Die Veränderungen am Breuskes Mühlbach sind unübersehbar. Nachdem die Emschergenossenschaft monatelang an der Stelle östlich der Friedrich-Ebert-Straße gebuddelt und den unterirdischen Abwasserkanal verlegt hat, ist die versprochene Renaturierung zu erahnen. Noch überwiegt das satte Gelb des Sandes, noch ist von Grün und von klarem Wasser nur wenig zu sehen. Aber das soll kommen. Zwischen einem halben Meter und 1,50 Meter wird der Bach in trockeneren Perioden breit sein und ansonsten Platz genug bieten, um das Wasser in Starkregenphasen zu transportieren. Dimensioniert sei er, so Sprecherin Patricia Bender, um ein Hochwasser bewältigen zu können wie es nur alle 100 Jahre vorkommt.
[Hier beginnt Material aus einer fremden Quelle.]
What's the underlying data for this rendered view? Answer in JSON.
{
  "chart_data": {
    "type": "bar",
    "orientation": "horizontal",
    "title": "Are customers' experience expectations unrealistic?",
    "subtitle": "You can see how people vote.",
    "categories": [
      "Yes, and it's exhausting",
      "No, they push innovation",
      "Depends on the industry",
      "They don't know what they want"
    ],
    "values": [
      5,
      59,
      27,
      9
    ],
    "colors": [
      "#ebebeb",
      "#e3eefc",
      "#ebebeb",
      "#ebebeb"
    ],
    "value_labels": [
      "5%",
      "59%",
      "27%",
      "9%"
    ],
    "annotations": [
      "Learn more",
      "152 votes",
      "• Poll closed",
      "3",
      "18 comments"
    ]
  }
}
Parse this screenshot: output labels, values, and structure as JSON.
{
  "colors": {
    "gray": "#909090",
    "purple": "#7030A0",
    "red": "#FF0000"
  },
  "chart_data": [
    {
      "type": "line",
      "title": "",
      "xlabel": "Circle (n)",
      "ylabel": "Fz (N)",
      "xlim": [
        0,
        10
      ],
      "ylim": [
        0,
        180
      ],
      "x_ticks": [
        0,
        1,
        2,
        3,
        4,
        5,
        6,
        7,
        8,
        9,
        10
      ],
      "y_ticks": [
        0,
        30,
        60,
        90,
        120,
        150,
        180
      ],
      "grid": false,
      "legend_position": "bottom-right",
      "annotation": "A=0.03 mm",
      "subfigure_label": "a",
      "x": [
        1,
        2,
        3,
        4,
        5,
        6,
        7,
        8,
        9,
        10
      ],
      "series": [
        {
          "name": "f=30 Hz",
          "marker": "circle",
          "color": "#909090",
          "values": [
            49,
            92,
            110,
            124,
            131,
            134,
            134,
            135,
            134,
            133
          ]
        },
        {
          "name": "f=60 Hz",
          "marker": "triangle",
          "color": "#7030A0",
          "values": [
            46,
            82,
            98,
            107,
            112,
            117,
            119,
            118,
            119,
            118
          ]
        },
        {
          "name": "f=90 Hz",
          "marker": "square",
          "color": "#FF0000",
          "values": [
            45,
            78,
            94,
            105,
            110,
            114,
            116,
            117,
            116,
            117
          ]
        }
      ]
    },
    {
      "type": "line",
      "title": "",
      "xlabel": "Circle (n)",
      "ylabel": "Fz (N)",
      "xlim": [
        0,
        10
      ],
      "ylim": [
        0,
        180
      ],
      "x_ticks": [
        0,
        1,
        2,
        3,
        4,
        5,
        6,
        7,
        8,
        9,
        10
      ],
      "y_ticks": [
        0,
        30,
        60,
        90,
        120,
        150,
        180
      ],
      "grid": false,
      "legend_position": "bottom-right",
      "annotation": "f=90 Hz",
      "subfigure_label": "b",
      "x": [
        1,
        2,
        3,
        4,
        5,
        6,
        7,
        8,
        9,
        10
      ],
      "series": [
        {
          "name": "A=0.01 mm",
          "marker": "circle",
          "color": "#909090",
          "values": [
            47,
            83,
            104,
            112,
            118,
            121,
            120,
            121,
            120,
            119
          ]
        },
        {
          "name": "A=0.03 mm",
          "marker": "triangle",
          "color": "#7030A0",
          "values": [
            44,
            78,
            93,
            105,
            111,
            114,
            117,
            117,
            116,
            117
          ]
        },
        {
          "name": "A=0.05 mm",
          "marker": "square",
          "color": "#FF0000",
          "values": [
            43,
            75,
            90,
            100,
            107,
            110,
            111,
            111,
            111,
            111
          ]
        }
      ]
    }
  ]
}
Vor allem soll er wieder natürlich aussehen – mit einem geschlängelten Verlauf, einen bepflanzten Böschung und damit ohne die mittlerweile auf diesem Abschnitt bereits entfernten Sohleschalen aus Beton, an deren Stelle jetzt Kokosmatten getreten sind, an denen sich Pflanzen festkrallen können und die im Laufe der Zeit verrotten werden. Entlang der Siedlung soll es direkt am Bach keinen Fußweg geben. „Viele Anwohner wollen das nicht direkt an ihrem Grundstück, darauf nehmen wir Rücksicht.“ Aber entlang des derzeit ausgebauten Regenrückhaltebeckens jenseits des Radwegs soll es einen Weg geben, von dem aus Blicke möglich sein sollen. Indes: Aus Sicherheitsgründen wird das Becken von einem Zaun begrenzt sein.

Vor- und Nachteile, positiver oder negativer Beigeschmack? Ein endgültiges Bild werden sich Anwohner und Interessenten Ende des Jahres oder Anfang 2013 machen können. Dann wird der Bauabschnitt fertig sein und die Emschergenossenschaft wie schon an der Stelle zum „Tag des offenen Kanals“ einladen.